Oh dear, what a long time it has been. We feel like time moves so much more quickly now that we have a little one among us. Months feel like weeks. Weeks feel like days. And so it goes. Today was a good day. It started off fairly beautifully, with our little man smiling and laughing and cooing. He is amazing us around every corner, making us smile and laugh with joy at each turn. He has these mornings now where he wakes up, eats a good breakfast, and then just contentedly looks around his world and enjoys being with his Mommy & Daddy. He lies between us and smiles, and we just soak it up. At the difficult moments of my days, it’s a special blessing to think back to the morning (however long ago and far away it may seem) and smile at our moments with one another.
So this morning was one of those sweet, sweet mornings, and then it took a turn for the unexpected.

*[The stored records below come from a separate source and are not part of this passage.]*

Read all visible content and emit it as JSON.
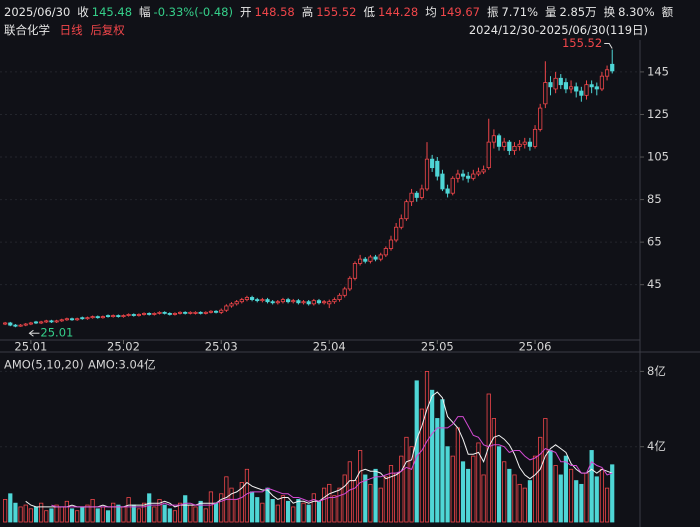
{
  "header": {
    "date": "2025/06/30",
    "fields": [
      {
        "label": "收",
        "value": "145.48",
        "color": "#35d08a"
      },
      {
        "label": "幅",
        "value": "-0.33%(-0.48)",
        "color": "#35d08a"
      },
      {
        "label": "开",
        "value": "148.58",
        "color": "#f0464a"
      },
      {
        "label": "高",
        "value": "155.52",
        "color": "#f0464a"
      },
      {
        "label": "低",
        "value": "144.28",
        "color": "#f0464a"
      },
      {
        "label": "均",
        "value": "149.67",
        "color": "#f0464a"
      },
      {
        "label": "振",
        "value": "7.71%",
        "color": "#e6e6e6"
      },
      {
        "label": "量",
        "value": "2.85万",
        "color": "#e6e6e6"
      },
      {
        "label": "换",
        "value": "8.30%",
        "color": "#e6e6e6"
      },
      {
        "label": "额"
      }
    ],
    "stock": "联合化学",
    "period": "日线",
    "adjust": "后复权",
    "range": "2024/12/30-2025/06/30(119日)"
  },
  "chart_data": [
    {
      "type": "candlestick",
      "up_color": "#f0464a",
      "down_color": "#4fd6d6",
      "xlim": [
        -1,
        123.4
      ],
      "ylim": [
        19,
        160
      ],
      "yticks": [
        45,
        65,
        85,
        105,
        125,
        145
      ],
      "xticks": [
        {
          "value": 5,
          "label": "25.01"
        },
        {
          "value": 23,
          "label": "25.02"
        },
        {
          "value": 42,
          "label": "25.03"
        },
        {
          "value": 63,
          "label": "25.04"
        },
        {
          "value": 84,
          "label": "25.05"
        },
        {
          "value": 103,
          "label": "25.06"
        }
      ],
      "max_index": 118,
      "min_index": 2,
      "open": [
        26.5,
        27,
        26,
        25.5,
        26,
        26.5,
        27.5,
        27,
        27.5,
        28,
        27.5,
        28,
        28.5,
        29,
        28.5,
        29.5,
        29,
        29.5,
        30,
        29.5,
        30.5,
        30,
        30.5,
        30,
        30.5,
        31,
        30.5,
        31,
        31.5,
        31,
        31.5,
        32,
        31.5,
        31,
        31.5,
        32,
        31.5,
        31.5,
        32,
        31.5,
        32,
        32.5,
        32,
        33,
        35,
        36,
        37,
        38,
        39,
        38,
        37.5,
        38,
        37,
        36.5,
        37,
        38,
        37,
        37.5,
        36.5,
        37,
        36,
        37.5,
        36.5,
        36,
        37,
        38,
        40,
        43,
        48,
        55,
        57,
        56,
        58,
        57,
        59,
        62,
        66,
        72,
        76,
        84,
        88,
        86,
        90,
        104,
        103,
        97,
        90,
        88,
        95,
        97,
        96,
        95,
        97,
        98,
        100,
        112,
        115,
        110,
        112,
        108,
        110,
        111,
        112,
        110,
        118,
        130,
        140,
        137,
        142,
        140,
        137,
        138,
        136,
        134,
        139,
        138,
        137,
        143,
        148.58
      ],
      "high": [
        27.5,
        27.5,
        26.5,
        26.5,
        27,
        27.5,
        28,
        28,
        28.5,
        28.5,
        28.5,
        29,
        29.5,
        29.5,
        29.5,
        30,
        30,
        30.5,
        30.5,
        30.5,
        31,
        31,
        31,
        31,
        31.5,
        31.5,
        31.5,
        32,
        32,
        32,
        32.5,
        32.5,
        32,
        32,
        32.5,
        32.5,
        32.5,
        32.5,
        32.5,
        32.5,
        33,
        33,
        33.8,
        35.8,
        36.8,
        37.8,
        38.8,
        39.8,
        39.8,
        38.8,
        38.8,
        38.8,
        37.8,
        37.8,
        38.8,
        38.8,
        38.3,
        38.3,
        37.8,
        37.8,
        38.3,
        38.3,
        37.8,
        38,
        39,
        41,
        44,
        49,
        56,
        59,
        58,
        59,
        59,
        60,
        63,
        68,
        74,
        78,
        85,
        90,
        89,
        92,
        112,
        106,
        105,
        99,
        92,
        96,
        99,
        99,
        98,
        99,
        100,
        101,
        123,
        118,
        116,
        114,
        113,
        112,
        113,
        114,
        114,
        120,
        130,
        150,
        143,
        145,
        144,
        142,
        141,
        140,
        138,
        141,
        141,
        140,
        145,
        148,
        155.52
      ],
      "low": [
        26,
        25.5,
        25.01,
        25.2,
        25.5,
        26,
        26.5,
        26.5,
        27,
        27,
        27,
        27.5,
        28,
        28,
        28,
        28.5,
        28.5,
        29,
        29,
        29,
        29.5,
        29.5,
        29.5,
        29.5,
        30,
        30,
        30,
        30.5,
        30.5,
        30.5,
        31,
        31,
        30.5,
        30.5,
        31,
        31,
        31,
        31,
        31,
        31,
        31.5,
        31.5,
        31.2,
        32.2,
        34.2,
        35.2,
        36.2,
        37.2,
        37.2,
        36.7,
        36.7,
        36.2,
        35.7,
        35.7,
        36.2,
        36.2,
        36.2,
        35.7,
        35.7,
        35.2,
        35.2,
        35.7,
        35.7,
        34,
        36,
        37,
        39,
        42,
        47,
        54,
        55,
        55,
        56,
        56,
        58,
        61,
        65,
        71,
        75,
        82,
        84,
        85,
        89,
        98,
        94,
        89,
        86,
        87,
        93,
        94,
        93,
        94,
        96,
        97,
        99,
        109,
        108,
        108,
        106,
        106,
        108,
        109,
        108,
        109,
        117,
        128,
        134,
        135,
        137,
        135,
        135,
        133,
        131,
        132,
        135,
        134,
        136,
        141,
        144.28
      ],
      "close": [
        27,
        26,
        25.5,
        26,
        26.5,
        27,
        27,
        27.5,
        28,
        27.5,
        28,
        28.5,
        29,
        28.5,
        29,
        29,
        29.5,
        30,
        29.5,
        30,
        30,
        30.5,
        30,
        30.5,
        31,
        30.5,
        31,
        31.5,
        31,
        31.5,
        32,
        31.5,
        31,
        31.5,
        32,
        31.5,
        32,
        32,
        31.5,
        32,
        32.5,
        32,
        33,
        35,
        36,
        37,
        38,
        39,
        38,
        37.5,
        38,
        37,
        36.5,
        37,
        38,
        37,
        37.5,
        36.5,
        37,
        36,
        37.5,
        36.5,
        37,
        37,
        38,
        40,
        43,
        48,
        55,
        57,
        56,
        58,
        57,
        59,
        62,
        66,
        72,
        76,
        84,
        88,
        86,
        90,
        104,
        100,
        96,
        90,
        88,
        95,
        97,
        96,
        95,
        97,
        98,
        99,
        112,
        115,
        110,
        112,
        108,
        110,
        111,
        112,
        110,
        118,
        128,
        140,
        138,
        142,
        139,
        137,
        138,
        136,
        134,
        139,
        138,
        137,
        143,
        146,
        145.48
      ]
    },
    {
      "type": "bar",
      "legend": "AMO(5,10,20)",
      "current": "AMO:3.04亿",
      "xlim": [
        -1,
        123.4
      ],
      "ylim": [
        0,
        8.5
      ],
      "yticks": [
        {
          "value": 4,
          "label": "4亿"
        },
        {
          "value": 8,
          "label": "8亿"
        }
      ],
      "values": [
        1.2,
        1.5,
        1.0,
        0.8,
        0.9,
        0.7,
        0.8,
        1.0,
        0.6,
        0.7,
        0.9,
        0.8,
        1.1,
        0.7,
        0.6,
        0.8,
        0.9,
        1.2,
        0.7,
        0.8,
        0.6,
        1.0,
        0.9,
        0.8,
        1.3,
        0.9,
        0.7,
        1.0,
        1.5,
        0.8,
        1.2,
        0.9,
        0.7,
        0.6,
        1.0,
        1.4,
        0.9,
        0.8,
        1.1,
        0.7,
        1.6,
        1.0,
        1.5,
        2.4,
        1.8,
        1.2,
        2.1,
        2.8,
        1.6,
        1.3,
        1.0,
        1.8,
        1.2,
        0.9,
        1.4,
        1.1,
        0.8,
        1.2,
        1.0,
        0.9,
        1.5,
        1.1,
        1.8,
        2.0,
        1.4,
        1.8,
        2.5,
        3.2,
        2.2,
        3.8,
        2.5,
        2.0,
        2.8,
        1.8,
        2.4,
        3.0,
        2.6,
        3.5,
        4.5,
        4.0,
        7.5,
        6.0,
        8.0,
        7.0,
        5.5,
        6.5,
        4.0,
        3.5,
        5.0,
        3.2,
        2.8,
        3.5,
        4.2,
        2.5,
        6.8,
        5.5,
        4.0,
        3.2,
        2.8,
        2.5,
        2.0,
        1.8,
        2.2,
        3.5,
        4.5,
        5.5,
        3.8,
        3.0,
        2.5,
        3.5,
        2.8,
        2.2,
        2.0,
        2.6,
        3.8,
        2.4,
        2.8,
        1.8,
        3.04
      ],
      "lines": [
        {
          "color": "#f2f2f2",
          "values": [
            null,
            null,
            null,
            null,
            1.1,
            0.9,
            0.8,
            0.8,
            0.8,
            0.8,
            0.8,
            0.8,
            0.8,
            0.9,
            0.8,
            0.8,
            0.8,
            0.8,
            0.8,
            0.9,
            0.8,
            0.8,
            0.8,
            0.8,
            0.9,
            0.9,
            0.9,
            0.9,
            1.0,
            1.0,
            1.0,
            1.1,
            1.0,
            0.8,
            0.9,
            0.9,
            0.9,
            0.9,
            1.0,
            1.0,
            1.0,
            1.0,
            1.2,
            1.3,
            1.5,
            1.6,
            1.8,
            2.1,
            1.9,
            1.8,
            1.7,
            1.7,
            1.4,
            1.2,
            1.3,
            1.3,
            1.0,
            1.1,
            1.1,
            1.0,
            1.1,
            1.1,
            1.3,
            1.5,
            1.6,
            1.7,
            1.9,
            2.2,
            2.2,
            2.7,
            2.8,
            2.7,
            2.7,
            2.6,
            2.3,
            2.4,
            2.5,
            2.7,
            3.2,
            3.3,
            4.4,
            5.1,
            6.0,
            6.7,
            6.9,
            6.6,
            5.6,
            5.3,
            5.0,
            4.4,
            3.6,
            3.6,
            3.7,
            3.2,
            4.0,
            4.5,
            4.6,
            4.4,
            4.1,
            3.6,
            2.9,
            2.5,
            2.3,
            2.5,
            2.8,
            3.5,
            3.9,
            4.1,
            3.9,
            3.7,
            3.1,
            2.8,
            2.6,
            2.6,
            2.8,
            2.6,
            2.8,
            2.7,
            2.6
          ]
        },
        {
          "color": "#d24ad2",
          "values": [
            null,
            null,
            null,
            null,
            null,
            null,
            null,
            null,
            null,
            0.9,
            0.8,
            0.8,
            0.8,
            0.8,
            0.8,
            0.8,
            0.8,
            0.8,
            0.8,
            0.8,
            0.8,
            0.8,
            0.8,
            0.8,
            0.8,
            0.8,
            0.8,
            0.8,
            0.9,
            0.9,
            0.9,
            1.0,
            0.9,
            0.9,
            0.9,
            1.0,
            1.0,
            0.9,
            0.9,
            0.9,
            0.9,
            1.0,
            1.1,
            1.2,
            1.2,
            1.2,
            1.3,
            1.5,
            1.6,
            1.6,
            1.6,
            1.8,
            1.7,
            1.6,
            1.5,
            1.5,
            1.3,
            1.3,
            1.2,
            1.1,
            1.2,
            1.1,
            1.2,
            1.3,
            1.3,
            1.4,
            1.5,
            1.7,
            1.8,
            2.1,
            2.2,
            2.3,
            2.4,
            2.4,
            2.5,
            2.6,
            2.6,
            2.7,
            2.9,
            2.8,
            3.5,
            3.8,
            4.3,
            4.7,
            5.0,
            5.0,
            5.0,
            5.2,
            5.6,
            5.6,
            5.1,
            4.6,
            4.5,
            4.1,
            4.0,
            4.1,
            4.1,
            4.0,
            3.7,
            3.8,
            3.8,
            3.5,
            3.3,
            3.4,
            3.6,
            3.9,
            3.8,
            3.7,
            3.2,
            3.2,
            3.0,
            3.0,
            2.6,
            2.6,
            3.2,
            3.0,
            2.9,
            2.5,
            2.6
          ]
        }
      ]
    }
  ]
}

Troy was leaving for work, and he was going out the door when he said to me, “Honey, come here… look.” I was a little scared to see what it would be–he had a tone that I don’t often hear. A bit of hesitation, a bit of worry. He grabbed my hand and pulled me towards the door, and what I saw amazed me: A little bunny. Tiny. Just a hint of a rabbit, really. It was lying on our doormat, still as could be, with its eyes closed and ears flattened. We’d never seen a baby rabbit so small, and so very vulnerable. I’m sure a chord was struck within me, having just birthed my own little tiny one. I wanted to help it, wanted to do something for it. So my hubs had to go to work, and he said, “Will you take care of it?!” With the hope I saw in his eyes, how could I not?
I checked around, and eventually after speaking to a few people (via the web, and phone) I finally was advised to take the baby inside because of the ridiculous heat. I did that, and was glad I did because he was looking even more small and tired than the last time I had checked on him. I put our dogs and cat away (who knows… you just can’t be too safe with something like this!) and brought Jack into the house and placed him gently in the bottom of a big rubbermaid with a warm tee-shirt.
I wondered and thought about what would happen to sweet Jack, took a few photos and a video, and then imagined myself nursing him with a tiny little syringe full of “kitten milk,” the pet formula the vet had suggested I purchase. I was terrified, thinking of how I know so little about baby bunnies, and worried to have such a small life on my hands without any knowledge of his needs. Thankfully, I did not have to go through that scenario because I was given the number of a wildlife rehab person in the area. I drove Jack out to her, and handed him over carefully. Whew. What a relief to give him to a professional–someone who knew what he needed! Someone who wouldn’t screw him up with their well-intentioned mistakes (like perhaps, I could have). In those moments, I am reminded of motherhood and mothering: I try and try to know everything I can about my baby, but in the end I have to give him over to the One who is so much bigger, who knows him inside and out. Something I never can do, no matter what. I will never know him as much as his Creator does. Something no mother can do all the way for their baby, no matter how good a mother they are. Whether you’re great at mothering or you’re the most uncertain mother on the planet, God will be a better mother than you are. Comforting thoughts to me, at least. I’d rather know that He is in control of all of that, anyway. Amazing how a tiny bunny can change my life and remind me of God’s goodness. And God knows more than Karp, or Brazelton, or Spock. Especially Spock. Ha!
So, after all of that excitement and life-saving, I was pretty pooped by around 1 o’clock. I was so thankful that my mom had asked me what my plans were for the day, because I really needed some babying. Do you have those days when you need to be taken care of? Most of us would hate to admit it, but you know–it’s so freeing when you finally do. When you sink into the arms of a friend or loved one who understands and cares for you, there is nothing better than hanging up your pride and your big girl pants, and deciding to be vulnerable and allowing them to comfort you.
As a mom, I want to wear my big girl pants often–of course! But there is still a time and place for them to take a rest. I digress. Anyhow, boy am I thankful for my family. There are always ups and downs with family, but you love them just the same. And may I say that they love me just the same, and I am so glad. Mom & I got to have quality time, and she got to have some baby time, too. She loved on him, read to him, and talked to him so much. It brought tears to my eyes to see her enjoying her grandson. My dad was completely enchanted by his grandson, too, and I got to glimpse a bit of what his own fatherhood of myself and my brother must have been like. He kept saying, “What a beautiful baby you are! Did you know? You’re so very handsome.” What a great father. I have been blessed and gifted with two wonderful parents. Mom & I looked at some baby photos of my brother, and I reached into the past with my imagination. How time changes everything. Furthermore, Mom got out my baby diary that she’d lovingly kept, and made us both laugh until we had tears in our eyes because of the hilarity of it all. Would you believe that I was a biter?! And a baby-hitter?! How could I do such things??!!! But I suppose that’s another story for another book.
So I will end this here, and call it a night. Though I know you want to know so badly why I hit a baby when I was two years old.